By giving care teams programmable control over how authorizations are initiated, submitted, and tracked, Canvas reduces administrative effort and speeds up access to treatment. The result is a simpler, faster, and more transparent process for providers and patients alike.

Making the Prior Authorization Process Work for You

Prior authorizations can take 3-5 business days; however, complete documentation and electronic submissions often expedite approvals from days to hours. When denials occur, submitting timely appeals with supporting information can help reverse unfavorable decisions.

Canvas Medical streamlines this process with AI-powered automation, real-time eligibility checks, and direct integration with insurers, helping providers reduce delays and enabling patients to receive their medications more quickly.

Ready to streamline your prior authorizations? Schedule a demo to see how Canvas can help.

Frequently Asked Questions (FAQ)

How can I speed up my prior authorization?

You can speed up the process by ensuring your provider submits complete documentation the first time. Using electronic prior authorization systems also reduces delays by sending requests directly to insurers in real time.

Can prior authorizations be denied after they have been approved?

Yes. In some cases, an approval may have specific limitations, such as covering only a certain time period or quantity. If treatment continues beyond that timeframe, your provider may need to submit a new request. If the criteria change, the insurer can also deny coverage for future refills.
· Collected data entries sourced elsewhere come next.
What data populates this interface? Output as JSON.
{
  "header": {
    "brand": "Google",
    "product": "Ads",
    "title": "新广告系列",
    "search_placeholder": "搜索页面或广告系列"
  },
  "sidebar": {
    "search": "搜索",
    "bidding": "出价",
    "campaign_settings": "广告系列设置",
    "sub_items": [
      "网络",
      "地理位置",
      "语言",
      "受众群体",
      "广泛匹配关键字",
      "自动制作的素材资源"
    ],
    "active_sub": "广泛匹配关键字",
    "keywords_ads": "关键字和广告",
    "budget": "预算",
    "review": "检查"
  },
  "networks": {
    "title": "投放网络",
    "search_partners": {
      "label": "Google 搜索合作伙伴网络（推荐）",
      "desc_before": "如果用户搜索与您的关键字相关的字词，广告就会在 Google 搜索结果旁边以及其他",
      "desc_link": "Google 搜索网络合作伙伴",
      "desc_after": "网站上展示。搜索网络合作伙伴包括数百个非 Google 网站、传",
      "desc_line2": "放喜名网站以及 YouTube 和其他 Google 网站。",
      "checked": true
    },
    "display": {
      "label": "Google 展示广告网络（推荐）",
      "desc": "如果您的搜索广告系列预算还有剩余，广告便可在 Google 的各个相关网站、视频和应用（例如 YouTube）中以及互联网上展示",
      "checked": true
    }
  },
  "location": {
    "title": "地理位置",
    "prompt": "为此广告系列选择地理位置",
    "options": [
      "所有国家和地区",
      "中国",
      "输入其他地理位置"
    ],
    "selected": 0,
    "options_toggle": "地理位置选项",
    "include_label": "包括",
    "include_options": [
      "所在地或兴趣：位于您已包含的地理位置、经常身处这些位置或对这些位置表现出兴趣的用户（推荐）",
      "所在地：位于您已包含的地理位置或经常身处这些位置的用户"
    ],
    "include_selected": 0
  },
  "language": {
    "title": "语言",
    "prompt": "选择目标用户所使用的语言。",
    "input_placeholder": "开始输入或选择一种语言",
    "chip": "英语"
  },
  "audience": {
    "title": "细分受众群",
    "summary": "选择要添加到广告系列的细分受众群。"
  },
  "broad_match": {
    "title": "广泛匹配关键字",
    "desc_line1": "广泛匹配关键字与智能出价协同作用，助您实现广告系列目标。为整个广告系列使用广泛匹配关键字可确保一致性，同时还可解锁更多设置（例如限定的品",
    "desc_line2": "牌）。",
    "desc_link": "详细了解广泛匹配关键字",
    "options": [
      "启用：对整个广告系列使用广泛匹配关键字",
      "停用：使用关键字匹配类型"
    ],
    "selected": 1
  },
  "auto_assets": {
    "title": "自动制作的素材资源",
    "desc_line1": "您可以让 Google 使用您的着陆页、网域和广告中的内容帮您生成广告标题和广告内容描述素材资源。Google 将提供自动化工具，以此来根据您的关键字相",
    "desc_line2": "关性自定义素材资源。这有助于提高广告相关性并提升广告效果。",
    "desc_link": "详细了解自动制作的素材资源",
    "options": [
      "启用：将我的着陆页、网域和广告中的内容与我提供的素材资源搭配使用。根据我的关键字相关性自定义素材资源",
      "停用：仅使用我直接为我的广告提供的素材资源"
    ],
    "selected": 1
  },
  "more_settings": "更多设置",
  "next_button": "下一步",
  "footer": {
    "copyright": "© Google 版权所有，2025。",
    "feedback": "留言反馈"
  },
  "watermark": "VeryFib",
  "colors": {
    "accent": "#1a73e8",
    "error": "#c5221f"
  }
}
How long does it take for a preauthorization to be approved?

Standard approvals usually take 24-72 hours if all the required information is included. Missing details or back-and-forth requests from insurers can extend the timeline.

Can patients track the status of their prior authorization?

Yes. Many insurance companies provide updates through online portals or mobile apps. You can also call your insurer directly or ask your doctor's office to check. Some electronic prior authorization systems allow providers to track requests in real-time, reducing uncertainty about when a decision will be made.